BearerSecuritySchemeTransformer

Namespace: RA.Utilities.OpenApi.DocumentTransformers

The BearerSecuritySchemeTransformer is an IOpenApiDocumentTransformer that automatically adds a "Bearer" security scheme to your OpenAPI document. This enables the "Authorize" button in the Swagger UI, allowing users to easily test protected endpoints.

🎯 Purpose

The BearerSecuritySchemeTransformer is a smart utility that automates the process of documenting JWT Bearer authentication in your OpenAPI (Swagger) specification.

In a typical ASP.NET Core application that uses JWTs for security, you want your Swagger UI to have an "Authorize" button. This button allows developers to enter a JWT token, which is then automatically included in the Authorization header for subsequent API calls made from the UI.

Manually configuring this involves adding boilerplate code to your Program.cs to define the security scheme and apply it to your endpoints. The BearerSecuritySchemeTransformer eliminates this manual work.

⚙️ How It Works

  1. Automatic Detection: It inspects the authentication schemes registered in your application's dependency injection container.
  2. Conditional Logic: If it finds an authentication scheme named "Bearer" or "BearerToken", it concludes that your application uses JWT Bearer authentication.
  3. Documentation Generation: It then programmatically modifies the generated OpenAPI document to:
  • Add the standard "Bearer" security scheme definition. This is what creates the "Authorize" button and the input field for the token in the Swagger UI.
  • Apply this security requirement to every single API operation. This adds the lock icon next to each endpoint, indicating that it is protected.

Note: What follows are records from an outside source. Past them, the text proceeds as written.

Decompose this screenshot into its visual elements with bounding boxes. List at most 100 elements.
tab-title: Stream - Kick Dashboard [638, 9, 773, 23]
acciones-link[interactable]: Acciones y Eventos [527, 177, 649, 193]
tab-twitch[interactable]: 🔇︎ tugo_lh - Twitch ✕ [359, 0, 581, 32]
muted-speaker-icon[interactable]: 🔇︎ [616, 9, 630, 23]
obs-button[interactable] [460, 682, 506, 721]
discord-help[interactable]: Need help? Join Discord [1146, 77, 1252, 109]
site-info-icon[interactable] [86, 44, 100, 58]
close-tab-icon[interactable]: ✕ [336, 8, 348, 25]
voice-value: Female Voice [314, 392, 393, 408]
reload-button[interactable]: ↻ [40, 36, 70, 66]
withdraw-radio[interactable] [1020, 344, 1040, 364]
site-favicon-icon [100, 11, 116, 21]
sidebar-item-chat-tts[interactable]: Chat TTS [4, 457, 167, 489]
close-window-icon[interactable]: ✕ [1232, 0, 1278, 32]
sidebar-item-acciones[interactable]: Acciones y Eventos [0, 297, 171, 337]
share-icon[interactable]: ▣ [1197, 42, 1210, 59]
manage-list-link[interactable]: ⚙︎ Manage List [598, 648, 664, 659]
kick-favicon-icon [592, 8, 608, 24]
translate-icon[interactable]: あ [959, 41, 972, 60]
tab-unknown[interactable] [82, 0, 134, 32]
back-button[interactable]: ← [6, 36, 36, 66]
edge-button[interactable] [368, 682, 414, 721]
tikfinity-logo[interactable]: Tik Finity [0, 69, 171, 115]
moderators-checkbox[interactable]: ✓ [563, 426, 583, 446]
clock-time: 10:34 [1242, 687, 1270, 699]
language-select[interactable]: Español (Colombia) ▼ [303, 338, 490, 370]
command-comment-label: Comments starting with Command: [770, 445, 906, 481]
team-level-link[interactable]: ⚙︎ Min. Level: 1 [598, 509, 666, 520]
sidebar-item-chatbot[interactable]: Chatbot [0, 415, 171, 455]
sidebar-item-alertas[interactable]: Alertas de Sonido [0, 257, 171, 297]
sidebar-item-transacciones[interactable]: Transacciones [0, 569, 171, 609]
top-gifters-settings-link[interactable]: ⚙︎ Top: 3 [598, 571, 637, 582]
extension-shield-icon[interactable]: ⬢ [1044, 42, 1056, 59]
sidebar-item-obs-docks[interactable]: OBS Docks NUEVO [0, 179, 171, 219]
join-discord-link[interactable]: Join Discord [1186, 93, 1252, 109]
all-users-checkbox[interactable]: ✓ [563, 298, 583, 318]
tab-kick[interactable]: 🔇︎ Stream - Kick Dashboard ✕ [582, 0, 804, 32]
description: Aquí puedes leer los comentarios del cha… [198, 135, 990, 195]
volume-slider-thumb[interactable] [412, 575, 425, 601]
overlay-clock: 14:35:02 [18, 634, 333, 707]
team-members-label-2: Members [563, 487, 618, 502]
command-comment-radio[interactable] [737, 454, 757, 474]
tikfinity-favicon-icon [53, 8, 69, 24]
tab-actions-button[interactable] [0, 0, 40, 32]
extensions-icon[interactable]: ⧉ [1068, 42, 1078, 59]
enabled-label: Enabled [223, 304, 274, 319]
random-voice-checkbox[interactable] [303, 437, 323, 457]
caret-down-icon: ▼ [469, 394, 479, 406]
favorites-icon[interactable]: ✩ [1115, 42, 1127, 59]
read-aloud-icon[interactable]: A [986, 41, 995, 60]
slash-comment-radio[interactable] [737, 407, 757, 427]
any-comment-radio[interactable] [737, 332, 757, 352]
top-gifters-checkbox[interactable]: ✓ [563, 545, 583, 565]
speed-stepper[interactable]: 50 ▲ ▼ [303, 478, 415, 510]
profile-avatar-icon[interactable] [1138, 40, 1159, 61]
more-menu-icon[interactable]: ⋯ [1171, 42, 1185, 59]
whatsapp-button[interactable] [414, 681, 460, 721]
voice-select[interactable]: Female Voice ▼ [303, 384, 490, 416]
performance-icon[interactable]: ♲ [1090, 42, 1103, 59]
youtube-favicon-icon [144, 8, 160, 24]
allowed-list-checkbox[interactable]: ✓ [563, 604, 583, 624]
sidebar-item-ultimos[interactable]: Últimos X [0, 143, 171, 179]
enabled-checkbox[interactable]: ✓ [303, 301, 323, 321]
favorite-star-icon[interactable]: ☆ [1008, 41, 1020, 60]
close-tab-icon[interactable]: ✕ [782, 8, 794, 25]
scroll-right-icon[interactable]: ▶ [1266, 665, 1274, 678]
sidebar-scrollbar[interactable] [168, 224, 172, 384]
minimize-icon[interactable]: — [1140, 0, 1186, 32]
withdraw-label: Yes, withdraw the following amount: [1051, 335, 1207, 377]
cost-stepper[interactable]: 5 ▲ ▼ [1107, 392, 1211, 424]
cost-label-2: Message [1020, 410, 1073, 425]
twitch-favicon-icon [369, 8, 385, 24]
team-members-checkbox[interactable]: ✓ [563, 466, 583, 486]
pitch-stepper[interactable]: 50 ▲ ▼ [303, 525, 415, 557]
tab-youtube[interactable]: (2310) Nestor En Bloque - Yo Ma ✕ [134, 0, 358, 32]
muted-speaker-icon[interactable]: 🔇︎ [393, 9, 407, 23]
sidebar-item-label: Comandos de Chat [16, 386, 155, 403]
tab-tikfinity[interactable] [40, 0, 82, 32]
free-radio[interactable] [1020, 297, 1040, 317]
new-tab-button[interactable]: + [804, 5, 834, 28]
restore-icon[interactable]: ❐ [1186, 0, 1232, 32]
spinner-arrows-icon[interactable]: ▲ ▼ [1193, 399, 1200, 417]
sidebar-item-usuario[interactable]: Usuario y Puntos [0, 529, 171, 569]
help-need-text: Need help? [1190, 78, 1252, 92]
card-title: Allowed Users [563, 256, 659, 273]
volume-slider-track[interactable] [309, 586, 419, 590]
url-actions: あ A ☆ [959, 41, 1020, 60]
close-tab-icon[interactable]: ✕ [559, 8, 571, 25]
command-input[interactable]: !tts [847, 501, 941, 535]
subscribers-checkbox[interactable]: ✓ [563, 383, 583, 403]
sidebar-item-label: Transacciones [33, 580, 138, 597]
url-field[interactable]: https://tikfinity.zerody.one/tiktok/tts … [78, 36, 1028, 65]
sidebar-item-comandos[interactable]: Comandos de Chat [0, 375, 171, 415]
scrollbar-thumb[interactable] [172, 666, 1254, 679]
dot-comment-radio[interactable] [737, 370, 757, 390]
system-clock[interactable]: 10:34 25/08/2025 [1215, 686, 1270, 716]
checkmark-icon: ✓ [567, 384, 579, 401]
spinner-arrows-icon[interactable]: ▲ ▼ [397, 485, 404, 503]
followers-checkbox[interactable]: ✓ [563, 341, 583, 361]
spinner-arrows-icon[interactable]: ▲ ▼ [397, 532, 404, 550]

By using this transformer, your API documentation stays in sync with your authentication setup automatically, reducing boilerplate and preventing configuration mistakes.

This ensures your API documentation accurately reflects your security setup without any extra code in your endpoint definitions.

🚀 Usage

The recommended way to use this transformer is by registering the default set of transformers with the AddDefaultsDocumentTransformer() extension method. This method includes the BearerSecuritySchemeTransformer automatically.

// Program.cs
using RA.Utilities.OpenApi.Extensions;

var builder = WebApplication.CreateBuilder(args);

// Assumes JWT Bearer authentication is already configured, e.g.:
// builder.Services.AddAuthentication().AddJwtBearer();

builder.Services.AddEndpointsApiExplorer();

builder.Services.AddOpenApi()
    .AddDefaultsDocumentTransformer();

var app = builder.Build();

if (app.Environment.IsDevelopment())
{
    app.UseSwagger();
    app.UseSwaggerUI();
}

app.MapOpenApi();

// ... your endpoints

With this setup, the Swagger UI will automatically display an "Authorize" button, allowing developers to authenticate and test protected endpoints.